The National Institute for Occupational Safety and Health (NIOSH), the Department of the Interior (DOI), the National Park Service (NPS), the U.S. Coast Guard (USCG), and many partners investigated carbon monoxide (CO) deaths, evaluated other CO-related boating incidents, and developed engineering controls to prevent future poisonings. The investigative team discovered over 800 boat-related CO poisonings on U.S. waters since 1990 that were caused by gasoline-powered propulsion engines and onboard generators that provide electrical power. The team worked closely with many boat and marine engine manufacturers and trade associations to define the extent of the hazard, determine employee exposures, develop engineering controls to mitigate the CO hazard, and educate the public.
The Double Angel Foundation is a non-governmental organization that keeps track of CO related poisonings and produces a National Case Listing that includes lethal and non-lethal poisonings.

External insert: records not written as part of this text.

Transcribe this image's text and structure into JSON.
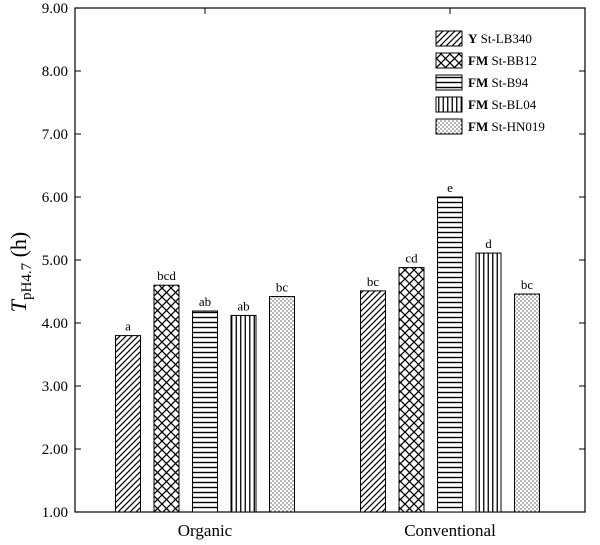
{
  "chart_data": {
    "type": "bar",
    "title": "",
    "xlabel": "",
    "ylabel": {
      "main": "T",
      "sub": "pH4.7",
      "suffix": " (h)"
    },
    "ylim": [
      1.0,
      9.0
    ],
    "yticks": [
      "1.00",
      "2.00",
      "3.00",
      "4.00",
      "5.00",
      "6.00",
      "7.00",
      "8.00",
      "9.00"
    ],
    "categories": [
      "Organic",
      "Conventional"
    ],
    "legend_position": "top-right",
    "grid": false,
    "series": [
      {
        "name_prefix": "Y",
        "name_rest": " St-LB340",
        "pattern": "diagonal",
        "values": [
          3.8,
          4.51
        ],
        "labels": [
          "a",
          "bc"
        ]
      },
      {
        "name_prefix": "FM",
        "name_rest": " St-BB12",
        "pattern": "crosshatch",
        "values": [
          4.6,
          4.88
        ],
        "labels": [
          "bcd",
          "cd"
        ]
      },
      {
        "name_prefix": "FM",
        "name_rest": " St-B94",
        "pattern": "horizontal",
        "values": [
          4.19,
          6.0
        ],
        "labels": [
          "ab",
          "e"
        ]
      },
      {
        "name_prefix": "FM",
        "name_rest": " St-BL04",
        "pattern": "vertical",
        "values": [
          4.12,
          5.11
        ],
        "labels": [
          "ab",
          "d"
        ]
      },
      {
        "name_prefix": "FM",
        "name_rest": " St-HN019",
        "pattern": "dots",
        "values": [
          4.42,
          4.46
        ],
        "labels": [
          "bc",
          "bc"
        ]
      }
    ]
  }
}
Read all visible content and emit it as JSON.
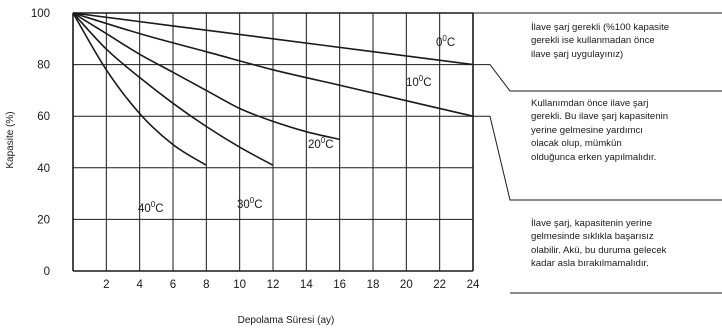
{
  "chart_data": {
    "type": "line",
    "xlabel": "Depolama Süresi (ay)",
    "ylabel": "Kapasite (%)",
    "xlim": [
      0,
      24
    ],
    "ylim": [
      0,
      100
    ],
    "x_ticks": [
      "2",
      "4",
      "6",
      "8",
      "10",
      "12",
      "14",
      "16",
      "18",
      "20",
      "22",
      "24"
    ],
    "y_ticks": [
      "0",
      "20",
      "40",
      "60",
      "80",
      "100"
    ],
    "grid": true,
    "series": [
      {
        "name": "0°C",
        "label_base": "0",
        "points": [
          [
            0,
            100
          ],
          [
            6,
            95
          ],
          [
            12,
            90
          ],
          [
            18,
            85
          ],
          [
            24,
            80
          ]
        ]
      },
      {
        "name": "10°C",
        "label_base": "10",
        "points": [
          [
            0,
            100
          ],
          [
            4,
            92
          ],
          [
            8,
            85
          ],
          [
            12,
            78
          ],
          [
            16,
            72
          ],
          [
            20,
            66
          ],
          [
            24,
            60
          ]
        ]
      },
      {
        "name": "20°C",
        "label_base": "20",
        "points": [
          [
            0,
            100
          ],
          [
            2,
            92
          ],
          [
            4,
            84
          ],
          [
            6,
            77
          ],
          [
            8,
            70
          ],
          [
            10,
            63
          ],
          [
            12,
            58
          ],
          [
            14,
            54
          ],
          [
            16,
            51
          ]
        ]
      },
      {
        "name": "30°C",
        "label_base": "30",
        "points": [
          [
            0,
            100
          ],
          [
            2,
            86
          ],
          [
            4,
            75
          ],
          [
            6,
            65
          ],
          [
            8,
            56
          ],
          [
            10,
            48
          ],
          [
            12,
            41
          ]
        ]
      },
      {
        "name": "40°C",
        "label_base": "40",
        "points": [
          [
            0,
            100
          ],
          [
            2,
            78
          ],
          [
            4,
            61
          ],
          [
            6,
            49
          ],
          [
            8,
            41
          ]
        ]
      }
    ],
    "annotations": [
      {
        "text": "İlave şarj gerekli (%100 kapasite\ngerekli ise kullanmadan önce\nilave şarj uygulayınız)",
        "range": [
          80,
          100
        ]
      },
      {
        "text": "Kullanımdan önce ilave şarj\ngerekli. Bu ilave şarj kapasitenin\nyerine gelmesine yardımcı\nolacak olup, mümkün\nolduğunca erken yapılmalıdır.",
        "range": [
          60,
          80
        ]
      },
      {
        "text": "İlave şarj, kapasitenin yerine\ngelmesinde sıklıkla başarısız\nolabilir. Akü, bu duruma gelecek\nkadar asla bırakılmamalıdır.",
        "range": [
          0,
          60
        ]
      }
    ],
    "degree_sign": "0",
    "unit_letter": "C"
  }
}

For the last several years, NIOSH researchers have worked with trade associations, regulatory agencies, boat manufacturers, and other companies to evaluate the effectiveness of CO control devices. We have identified several controls that could dramatically reduce the number of CO poisonings on recreational boats: 1) a stack that reroutes generator emissions; and 2) electronic fuel injection and catalysts on engines that eliminate CO before it exits the exhaust.
The USCG funded much of this work through an interagency agreement. Due to the magnitude of the problem, Congressional hearings have been held on this topic. Research results are regularly shared with the Coast Guard, Environmental Protection Agency, the American Boat and Yacht Council (ABYC), and the National Marine Manufacturers Association.
Future cooperative work will involve the continued evaluation and identification of factors leading to CO poisonings on Express Cruisers, evaluating the performance of a new Kohler low emission generator, evaluating the performance of Indmar Marine Engine catalysts for inboard engines, and the evaluation of control systems for towed sports activities.